The pick-up in tourism activity augmented FX inflows to tourism dependents, but growing import bills partly due to the rise in prices led to a drag in FX reserves in a few - though all remained at adequate levels – and greater energy receipts likely contributed to an uptick in Trinidad and Tobago after several years of decline. Following a weak performance over the previous two years, commercial banks loan growth accelerated in 2022, while deposit growth slowed after a substantial build-up. However, excess liquidity of most markets remained elevated, and interest rates generally sustained their downward drift. Banks’ asset quality improved in most markets but deteriorated in the Eastern Caribbean Islands and Belize, while profitability in about half of the markets slipped.

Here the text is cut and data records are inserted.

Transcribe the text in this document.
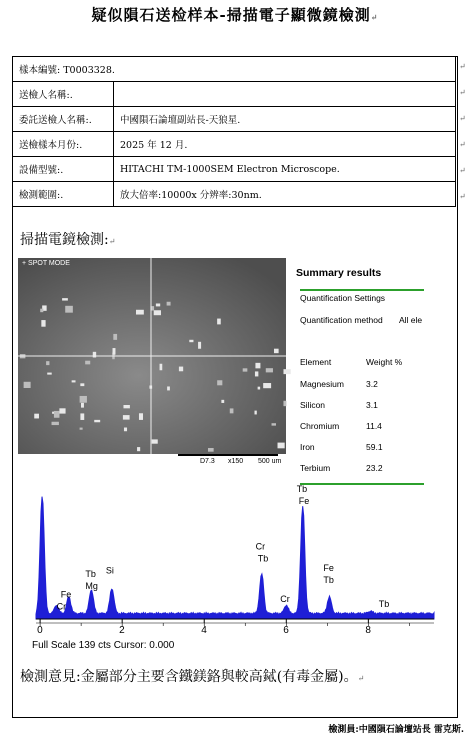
疑似隕石送检样本-掃描電子顯微鏡檢測↵
樣本編號: T0003328.	
送檢人名稱:.	
委託送檢人名稱:.	中國隕石論壇副站長-天狼星.
送檢樣本月份:.	2025 年 12 月.
設備型號:.	HITACHI TM-1000SEM Electron Microscope.
檢測範圍:.	放大倍率:10000x 分辨率:30nm.
↵
↵
↵
↵
↵
↵
掃描電鏡檢測:↵
+ SPOT MODE
D7.3 x150 500 um
Summary results
Quantification Settings
Quantification method All ele
Element	Weight %
Magnesium	3.2
Silicon	3.1
Chromium	11.4
Iron	59.1
Terbium	23.2
0	2	4	6	8
Cr
Fe
Mg
Tb Si
Cr
Tb
Cr
Tb
Fe
Fe
Tb
Tb
Full Scale 139 cts Cursor: 0.000
檢測意見:金屬部分主要含鐵鎂鉻與較高鋱(有毒金屬)。↵
檢測員:中國隕石論壇站長 雷克斯.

Following the marked slowdown in 2022, the IMF’s latest projections suggest that growth of the world economy will decelerate further in 2023, before a modest pick-up in 2024. In its April 2023 World Economic Outlook (WEO), the IMF marginally revised downward its projections for global real GDP growth in 2023 and 2024 to 2.8% and 3.0%, respectively. At the same time, after peaking in 2022, global inflation is projected to moderate in 2023 and 2024, with inflation in advanced economies, in particular, slowing from 7.7% to 4.7% in 2023 and 2.6% in 2024. However, grave uncertainty continues to cloud the outlook as the war in Ukraine continues and related geopolitical tensions toe the line, and as localised stresses in financial markets have sounded the alarm on potential financial stability risks. Despite the headwinds facing the region’s major trading partners, the IMF’s projections imply that economic recovery in the Caribbean will likely continue to progress in 2023 and 2024, albeit at more normalised paces, with most markets anticipated to reach pre-crisis levels of activity this year. The projected decline in economic output in the UK specifically suggests likely adverse implications for UK-dependent markets, but the recent performance of US arrivals to most markets imply a likely moderation of potential fall-out, while economic growth in Trinidad and Tobago is projected to strengthen in 2023 as projects in the energy sector are expected to boost natural gas production, even as non-energy output continues to improve. Meanwhile, inflation rates in the Caribbean are also projected to wane in 2023, though remaining elevated relative to advanced economies, before subsiding further in 2024.